By ELOISE WALTON [email protected]
A group of 400 Alicoop workers and suppliers, who travelled to Lisbon on Tuesday to defend their jobs, found that their time was wasted after a creditors meeting failed to take place.
The protest was aimed at encouraging the bank Caixa Geral de Depósitos (CGD), one of the group’s main creditors, to approve a recovery plan, which should have already been presented to Silves court (see the Algarve Resident edition November 20, 2009).
A creditors meeting, which was scheduled to take place around 5pm that day, was cancelled because representatives from the main creditor bank CGD failed to turn up. Although one bank, BCP, agreed to be part of a plan to save the group, Alicoop administration and employees are worried about the future after the three main creditor banks, CGD, BPI and BPN, failed to approve a recovery plan.
According to Alicoop president José António Silva, representatives from the three banks also did not turn up to the last creditors meeting in the capital.
He added that the closure of the group would lead to 500 direct job losses and around 200 indirect job losses “which would have drastic socio-economic consequences”.
One supplier of the Alisuper supermarket chain, part of the Alicoop group, who asked not to be named, told the Algarve Resident: “I am owed several thousand euros from stock that has been delivered.
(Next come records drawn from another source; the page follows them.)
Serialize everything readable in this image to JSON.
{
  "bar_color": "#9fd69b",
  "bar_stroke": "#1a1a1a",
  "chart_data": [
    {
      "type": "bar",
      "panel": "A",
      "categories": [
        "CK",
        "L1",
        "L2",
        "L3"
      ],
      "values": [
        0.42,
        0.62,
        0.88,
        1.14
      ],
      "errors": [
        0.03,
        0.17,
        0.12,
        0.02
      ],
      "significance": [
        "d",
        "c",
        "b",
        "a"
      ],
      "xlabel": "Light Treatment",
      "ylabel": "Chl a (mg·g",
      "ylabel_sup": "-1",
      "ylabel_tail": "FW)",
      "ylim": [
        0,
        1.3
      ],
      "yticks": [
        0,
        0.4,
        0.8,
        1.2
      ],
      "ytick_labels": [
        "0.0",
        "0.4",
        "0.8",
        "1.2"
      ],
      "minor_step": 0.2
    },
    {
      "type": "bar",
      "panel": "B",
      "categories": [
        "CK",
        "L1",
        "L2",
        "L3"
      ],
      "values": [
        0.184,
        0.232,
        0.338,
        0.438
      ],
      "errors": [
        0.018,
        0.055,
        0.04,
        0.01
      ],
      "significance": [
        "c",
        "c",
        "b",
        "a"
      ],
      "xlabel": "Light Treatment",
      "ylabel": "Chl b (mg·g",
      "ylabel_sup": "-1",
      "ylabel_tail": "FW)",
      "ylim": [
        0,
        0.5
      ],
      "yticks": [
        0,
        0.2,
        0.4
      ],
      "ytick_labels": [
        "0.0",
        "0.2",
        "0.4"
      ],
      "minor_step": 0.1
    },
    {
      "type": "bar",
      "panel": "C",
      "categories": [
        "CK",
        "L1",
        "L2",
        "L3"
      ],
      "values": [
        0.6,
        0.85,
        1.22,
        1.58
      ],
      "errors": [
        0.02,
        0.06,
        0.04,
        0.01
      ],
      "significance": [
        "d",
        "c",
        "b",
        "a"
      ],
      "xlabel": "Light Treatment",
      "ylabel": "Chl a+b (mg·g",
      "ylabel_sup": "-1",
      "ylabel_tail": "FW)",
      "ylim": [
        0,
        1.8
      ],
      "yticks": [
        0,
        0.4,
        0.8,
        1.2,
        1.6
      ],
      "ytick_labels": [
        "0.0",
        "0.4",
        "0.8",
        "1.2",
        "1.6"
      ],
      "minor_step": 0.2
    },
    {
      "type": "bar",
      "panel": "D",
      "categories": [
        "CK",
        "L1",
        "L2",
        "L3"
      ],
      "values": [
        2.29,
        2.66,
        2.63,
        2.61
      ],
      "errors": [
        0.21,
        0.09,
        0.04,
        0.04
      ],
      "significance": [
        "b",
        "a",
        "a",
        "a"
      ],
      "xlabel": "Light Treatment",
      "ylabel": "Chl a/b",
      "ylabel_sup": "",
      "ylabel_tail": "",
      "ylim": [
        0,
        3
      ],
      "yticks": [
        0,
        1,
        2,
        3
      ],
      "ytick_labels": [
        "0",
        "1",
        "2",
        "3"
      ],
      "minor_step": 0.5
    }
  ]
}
If the group is not saved, I fear that my family will never see the money that is owed to us and it will cause a lot of misery to many families across the Algarve.”
Alisuper supermarkets were closed on the day of the protest, while several Algarve câmaras provided buses to transport the protesters to the capital.
In a statement to the Algarve Resident, Algarve MEP and regional PSD party president Mendes Bota said: “It is difficult to understand the position of Caixa Geral de Depósitos, Portugal’s largest financial institution, which should be the government’s strong arm to intervene in supporting small and medium companies, or other businesses that are in difficulty but have the possibility to recover, as is the case of Alicoop.”
He added that it was this bank that requested a study to be carried out into the viability of the group by Deloitte, which concluded that Alicoop could be saved, but then the bank became the main obstacle against the recovery.
“This is a very strange position,” he said.